New workplace, new needs
What has precipitated the changes in compensation plans for service and repair shops? Shop owners point to the changing demographic in the workplace. Younger generations representing Generations X, Y and beyond are replacing Baby Boomers and Traditionals in the workplace. Multigenerational employees are motivated by different benefits programs.
“For instance,” says Young, “I have some employees who aren’t interested in insurance, but they love getting gas cards.”
A recent USA Today article described the key difference between Generation Y (or Millenials) and baby boomers: “Unlike boomers who tend to put a high priority on career, today’s youngest workers are more interested in making their jobs accommodate their family and personal lives. They want jobs with flexibility, telecommuting options and the ability to go part time or leave the workforce temporarily when children are in the picture.” For more on this topic, please see this month’s column of “Just Run It” on page 6. Dick Cross, author, talks about how younger workers see themselves more as “volunteers” and less like “employees.”
Employers take the lead
The burden falls on employers to understand and work with the changing workplace. Young says to know what your employees want, in terms of compensation and benefits, simply ask them.
“I want to do anything I can to help my employees,” she says. For instance, when my office manager had a baby, I let her bring her baby to work for six months. By allowing her to do this, it let me keep a good employee who I didn’t want to lose and it allowed her to spend time and bond with her baby.”
Young says her husband, Glenn, is very intuitive to technician needs. Since he is a technician himself, he explores different ways he can compensate his technicians – like helping them subsidize tool purchases.
Young does advise shop owners to get financial advice from their accountant before compensating their employees with nontraditional benefits so that they still fall under the category of “business expense.”
Sands says a key benefit that his company offers that may distinguish them from other shops is their growth potential.
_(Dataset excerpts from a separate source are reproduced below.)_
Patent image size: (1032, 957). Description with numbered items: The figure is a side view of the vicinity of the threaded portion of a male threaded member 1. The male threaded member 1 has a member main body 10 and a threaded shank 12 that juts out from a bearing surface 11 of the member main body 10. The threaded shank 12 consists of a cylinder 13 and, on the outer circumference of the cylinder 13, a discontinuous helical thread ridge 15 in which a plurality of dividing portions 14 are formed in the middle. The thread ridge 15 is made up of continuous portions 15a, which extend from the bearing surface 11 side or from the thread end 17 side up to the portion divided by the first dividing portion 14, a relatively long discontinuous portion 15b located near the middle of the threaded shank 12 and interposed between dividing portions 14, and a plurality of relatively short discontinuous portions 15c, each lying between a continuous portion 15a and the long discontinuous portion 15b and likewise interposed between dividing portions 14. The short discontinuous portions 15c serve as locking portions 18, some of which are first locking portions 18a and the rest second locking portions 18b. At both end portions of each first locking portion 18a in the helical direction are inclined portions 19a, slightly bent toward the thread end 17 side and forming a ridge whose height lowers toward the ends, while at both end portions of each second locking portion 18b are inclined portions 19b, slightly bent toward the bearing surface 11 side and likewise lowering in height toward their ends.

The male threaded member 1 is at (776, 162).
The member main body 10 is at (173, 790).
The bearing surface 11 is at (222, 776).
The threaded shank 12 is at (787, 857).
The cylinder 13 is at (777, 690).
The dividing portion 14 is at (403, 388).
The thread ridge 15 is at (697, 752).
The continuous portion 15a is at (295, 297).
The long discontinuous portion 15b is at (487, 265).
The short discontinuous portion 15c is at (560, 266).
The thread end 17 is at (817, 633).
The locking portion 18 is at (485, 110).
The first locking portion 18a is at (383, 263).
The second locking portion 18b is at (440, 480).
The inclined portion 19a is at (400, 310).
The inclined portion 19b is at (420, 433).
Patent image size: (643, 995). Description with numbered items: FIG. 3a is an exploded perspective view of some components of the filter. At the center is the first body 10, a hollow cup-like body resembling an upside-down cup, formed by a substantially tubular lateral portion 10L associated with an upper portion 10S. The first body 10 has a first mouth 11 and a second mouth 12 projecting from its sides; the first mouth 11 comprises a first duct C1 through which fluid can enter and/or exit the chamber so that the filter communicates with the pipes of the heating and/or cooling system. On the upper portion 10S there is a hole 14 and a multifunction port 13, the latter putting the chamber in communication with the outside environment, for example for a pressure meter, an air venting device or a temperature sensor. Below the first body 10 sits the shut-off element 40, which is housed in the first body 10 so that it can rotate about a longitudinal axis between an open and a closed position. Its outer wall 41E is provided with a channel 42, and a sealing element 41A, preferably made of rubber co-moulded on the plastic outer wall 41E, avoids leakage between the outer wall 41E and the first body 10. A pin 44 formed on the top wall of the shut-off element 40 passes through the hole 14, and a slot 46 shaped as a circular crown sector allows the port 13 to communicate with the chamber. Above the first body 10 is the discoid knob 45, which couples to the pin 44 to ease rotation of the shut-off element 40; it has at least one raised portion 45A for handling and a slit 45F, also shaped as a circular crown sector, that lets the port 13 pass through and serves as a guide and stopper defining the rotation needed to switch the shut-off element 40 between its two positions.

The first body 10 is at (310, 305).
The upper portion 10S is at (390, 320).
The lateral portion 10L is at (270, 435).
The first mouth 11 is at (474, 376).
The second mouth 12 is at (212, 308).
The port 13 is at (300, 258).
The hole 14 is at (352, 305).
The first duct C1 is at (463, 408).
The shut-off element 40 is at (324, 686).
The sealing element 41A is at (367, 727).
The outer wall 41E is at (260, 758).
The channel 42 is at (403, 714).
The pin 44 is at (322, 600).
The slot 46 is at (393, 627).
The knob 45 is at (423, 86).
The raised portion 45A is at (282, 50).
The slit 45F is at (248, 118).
“We cover all job-related and aftermarket training for our technicians,” he says. “We also provide them with cross-training, so if they want to become a manager or owner they will have the skills needed to be successful. Our owner-operator program offers a path for employees with dreams of ownership and gives those employees the ability to partner with us on future shops. That kind of opportunity motivates people to work for us.”
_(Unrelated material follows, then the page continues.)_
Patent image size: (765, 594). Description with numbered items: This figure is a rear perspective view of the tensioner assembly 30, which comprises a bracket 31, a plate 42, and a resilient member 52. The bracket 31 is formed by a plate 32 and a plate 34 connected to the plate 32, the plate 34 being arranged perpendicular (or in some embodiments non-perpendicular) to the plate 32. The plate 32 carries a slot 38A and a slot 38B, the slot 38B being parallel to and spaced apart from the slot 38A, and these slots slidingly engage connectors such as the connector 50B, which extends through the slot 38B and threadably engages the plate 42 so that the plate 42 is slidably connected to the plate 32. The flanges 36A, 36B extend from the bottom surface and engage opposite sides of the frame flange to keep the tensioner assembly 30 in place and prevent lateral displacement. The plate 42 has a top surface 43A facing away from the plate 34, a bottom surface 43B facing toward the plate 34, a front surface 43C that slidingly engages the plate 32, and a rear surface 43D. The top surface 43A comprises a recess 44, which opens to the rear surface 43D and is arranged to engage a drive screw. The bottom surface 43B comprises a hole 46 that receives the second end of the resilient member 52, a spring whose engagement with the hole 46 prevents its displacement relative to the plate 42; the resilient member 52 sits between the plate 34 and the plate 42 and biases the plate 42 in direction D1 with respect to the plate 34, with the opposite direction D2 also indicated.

Young says nontraditional benefits may also be an attractive option for shops because as a result of new tax laws, they may be a good way to prevent more paycheck deductions. Again, she says, you must check with your accountant before offering any kind of new benefit or package.
Pat Grace, owner of Tunxis Service Center LLC, Unionville, Conn., says he gives his employees 192 paid hours a year to use as they will – whether it’s holidays, sick days or vacation. He currently pays his technicians by flat rate, but when business slowed down in 2008-2009, he offered to switch them from a flat rate to an hourly rate. But, he said, they preferred to stay on flat rate since they knew they would be able to make up for the slow time as business increased.
Young says that in all of her research, she found that the successful shops have the needs of their employees in mind when crafting their compensation packages. What works for one shop may not work for another shop, she says. You just have to look at the pros and cons and weigh them before making a final decision, she advises.